We compared performance of the factorized model for different values of D. The same fitting algorithm was used as for the FIR STRF, but iterating separately on the spectral- and temporal filter modules (see Methods). Across the entire vocalization dataset, factorization with D = 2 spectral channels produced the highest mean prediction correlation and performed significantly better than the FIR STRF (Fig 4A and 4B, mean R = 0.464 vs. 0.406, p < 0.0001, sign test). Depending on the convergence of synaptic inputs, there is a theoretically optimal number of dimensions D that describe spectro-temporal selectivity [37]. Beyond that number, STRF performance should asymptote to the performance of the full FIR STRF. In practice, however, factorized models for all values of D tested surpassed the FIR STRF performance, indicating that the reduced number of parameters also improves model performance by reducing estimation noise (Fig 4C).

Fig 4. Factorized model performance.

A. Scatter plot of D = 2 factorized- versus FIR model prediction correlation per neuron shows that the factorized model predicts more accurately for most neurons. B. Histogram of difference in prediction correlation D = 2 factorized and FIR models for each neuron. Error bar at top shows 1 SEM on the difference between model predictions, illustrating the procedure for measuring error bars in the comparisons of average model performance that follow (see Methods). C. Pareto plot compares model complexity (parameter count) versus mean prediction correlation for the FIR model and factorized models, plotted as in Fig 2 (channel count, D = 1…4). Error bars calculated as in B, relative to the FIR STRF. Despite having fewer parameters, the factorized models perform consistently better than the FIR (p < 0.001, sign test, N = 176). The D = 2 factorized model performs best, with about a 15% average increase in correlation over the FIR STRF, despite requiring about one-quarter of the parameters.

Factorized models motivate parameterization for further dimensionality reduction.

To explore models with further reduced complexity, we considered ways to approximate spectral and temporal tuning with even fewer parameters than the factorized model. In the factorized model, the columns of Hs and the rows of Ht describe selectivity in the spectral and temporal domains, respectively. These spectral and temporal tuning functions are nonparametric, in the sense that they are not constrained to have a specific functional form. We identified candidate parameterizations of these curves by measuring their average shape across the neural population for the D = 2 factorized model.

When spectral filters were aligned at best frequency (BF, Fig 5A), sensitivity in neighboring frequency bands covaried with the response at BF, producing approximately Gaussian tuning. Weights for off-BF bins were often negative, suggesting that sideband inhibition could be useful to include in a parameterized model. After subtracting the mean, we also performed principal components analysis to identify any additional patterns in the distribution of Hs fits, but the resulting principal components were quite small (29%, 13% of the variance) and did not have any clear structure. Based on the average tuning curve, we hypothesized that Hs might be well parameterized by one of two functions (Fig 5B): a Gaussian function, parameterized by a mean frequency and tuning bandwidth, or a Morlet wavelet, which also permits inhibitory sidebands.

Fig 5. Parameterization of spectral and temporal tuning.

A. Values of factorized spectral weighting matrix Hs, centered about their peak and normalized by variance across all weights. B. Based on the Gaussian-like mean weights and presence of negative values in the sidebands, we parameterized spectral filters using either a Gaussian function or Morlet wavelet. C. Values of the temporal weighting matrix Ht binned at 100 Hz and aligned at peak latency. The -40 ms bin was cropped because very few neurons had peak latency longer than 40 ms. The asymmetric rapid onset and slower fall-off are not well-described by a Gaussian. D. Temporal filters were parameterized using either a difference of exponentials or a pole-zero filter.

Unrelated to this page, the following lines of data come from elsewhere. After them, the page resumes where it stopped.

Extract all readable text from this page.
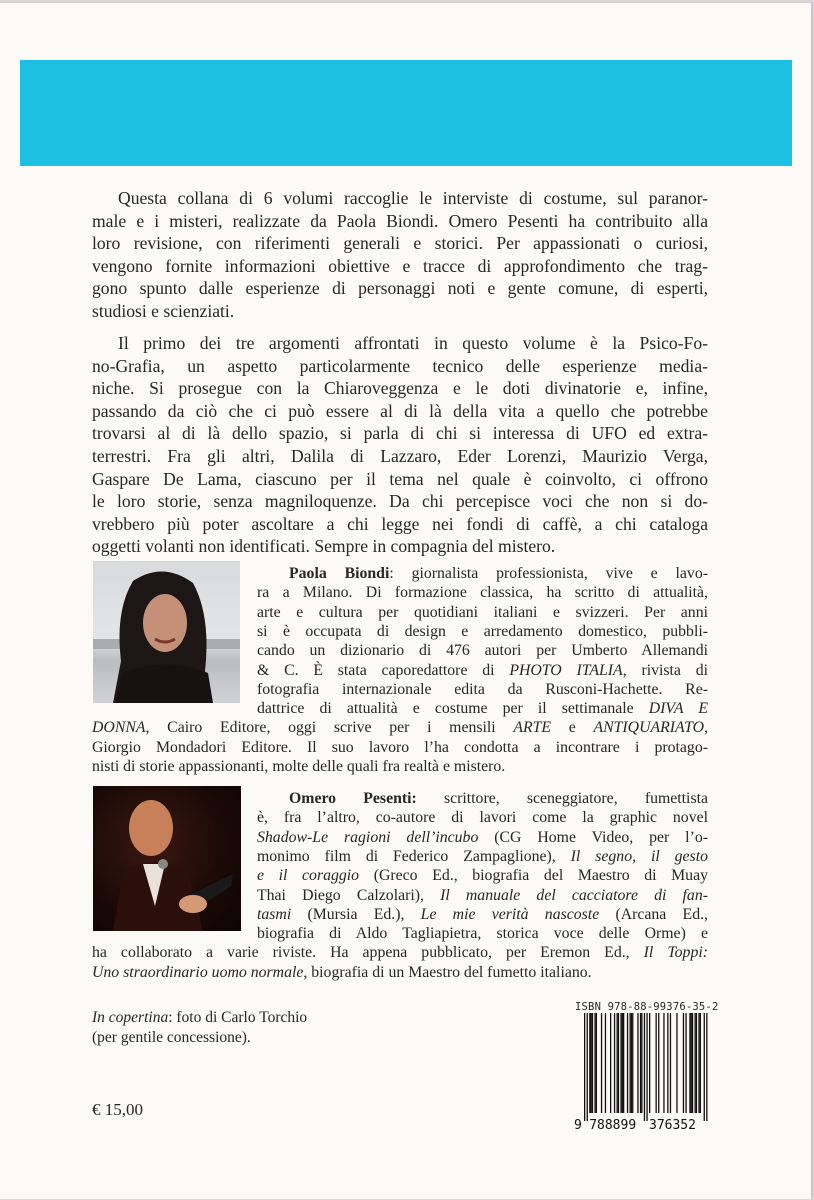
Questa collana di 6 volumi raccoglie le interviste di costume, sul paranor-
male e i misteri, realizzate da Paola Biondi. Omero Pesenti ha contribuito alla
loro revisione, con riferimenti generali e storici. Per appassionati o curiosi,
vengono fornite informazioni obiettive e tracce di approfondimento che trag-
gono spunto dalle esperienze di personaggi noti e gente comune, di esperti,
studiosi e scienziati.
Il primo dei tre argomenti affrontati in questo volume è la Psico-Fo-
no-Grafia, un aspetto particolarmente tecnico delle esperienze media-
niche. Si prosegue con la Chiaroveggenza e le doti divinatorie e, infine,
passando da ciò che ci può essere al di là della vita a quello che potrebbe
trovarsi al di là dello spazio, si parla di chi si interessa di UFO ed extra-
terrestri. Fra gli altri, Dalila di Lazzaro, Eder Lorenzi, Maurizio Verga,
Gaspare De Lama, ciascuno per il tema nel quale è coinvolto, ci offrono
le loro storie, senza magniloquenze. Da chi percepisce voci che non si do-
vrebbero più poter ascoltare a chi legge nei fondi di caffè, a chi cataloga
oggetti volanti non identificati. Sempre in compagnia del mistero.
Paola Biondi: giornalista professionista, vive e lavo-
ra a Milano. Di formazione classica, ha scritto di attualità,
arte e cultura per quotidiani italiani e svizzeri. Per anni
si è occupata di design e arredamento domestico, pubbli-
cando un dizionario di 476 autori per Umberto Allemandi
& C. È stata caporedattore di PHOTO ITALIA, rivista di
fotografia internazionale edita da Rusconi-Hachette. Re-
dattrice di attualità e costume per il settimanale DIVA E
DONNA, Cairo Editore, oggi scrive per i mensili ARTE e ANTIQUARIATO,
Giorgio Mondadori Editore. Il suo lavoro l’ha condotta a incontrare i protago-
nisti di storie appassionanti, molte delle quali fra realtà e mistero.
Omero Pesenti: scrittore, sceneggiatore, fumettista
è, fra l’altro, co-autore di lavori come la graphic novel
Shadow-Le ragioni dell’incubo (CG Home Video, per l’o-
monimo film di Federico Zampaglione), Il segno, il gesto
e il coraggio (Greco Ed., biografia del Maestro di Muay
Thai Diego Calzolari), Il manuale del cacciatore di fan-
tasmi (Mursia Ed.), Le mie verità nascoste (Arcana Ed.,
biografia di Aldo Tagliapietra, storica voce delle Orme) e
ha collaborato a varie riviste. Ha appena pubblicato, per Eremon Ed., Il Toppi:
Uno straordinario uomo normale, biografia di un Maestro del fumetto italiano.
In copertina: foto di Carlo Torchio
(per gentile concessione).
€ 15,00
ISBN 978-88-99376-35-2
9 788899 376352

Temporal filters were aligned at their peak latency before averaging (Fig 5C). They tended to have a longer tail following the peak latency, compared to a relatively rapid rise before the peak. Thus they were not well characterized by a Gaussian. The first two principal components of Ht were again small (31%, 14% of variance) but resembled high-pass filters (i.e., temporal differentiators), consistent with sensitivity to changes in stimulus intensity within a spectral frequency band. We therefore hypothesized that Ht might be well-parameterized by either a difference of exponentials, describing a fast rise followed by a slow decay [29], or a more general linear filter that could generate peaked impulse responses yet could also be weakly high pass (Fig 5D).

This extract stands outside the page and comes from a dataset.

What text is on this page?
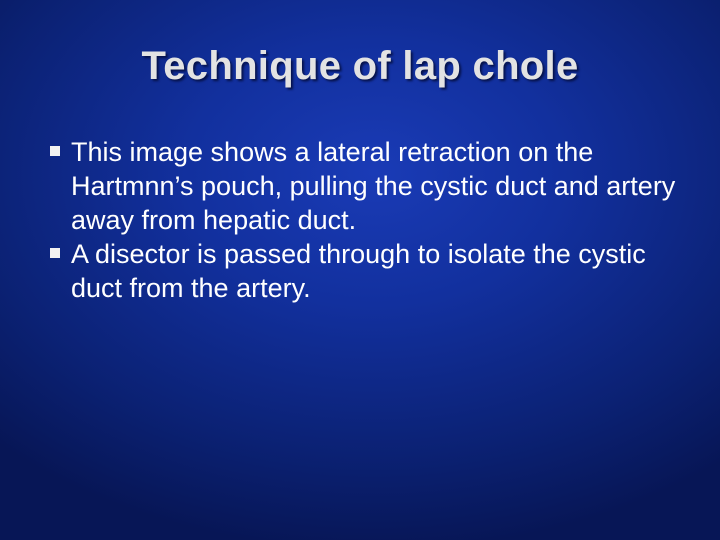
Technique of lap chole
This image shows a lateral retraction on the Hartmnn’s pouch, pulling the cystic duct and artery away from hepatic duct.
A disector is passed through to isolate the cystic duct from the artery.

Gaussian spectral parameterization.

We parameterized the spectral channel matrix Hs using a single Gaussian function per channel (Fig 5B). Thus the weights for column, j, and frequency bin, i, are specified by two parameters, center frequency f0 and bandwidth σ, (7) For D spectral channels, the Gaussian spectral filter requires only 2D parameters, compared to C × D parameters for the factorized model. When we replaced the factorized spectral filter with the Gaussian parameterization (while preserving the factorized temporal filter), model performance again improved, despite the further decrease in parameter count (Fig 6A). The D = 3 Gaussian spectral model showed the highest average correlation (mean R = 0.476), significantly surpassing the performance of the FIR STRF by about 10% (p < 0.0001) and the best factorized model by about 3% (p < 0.01, sign test).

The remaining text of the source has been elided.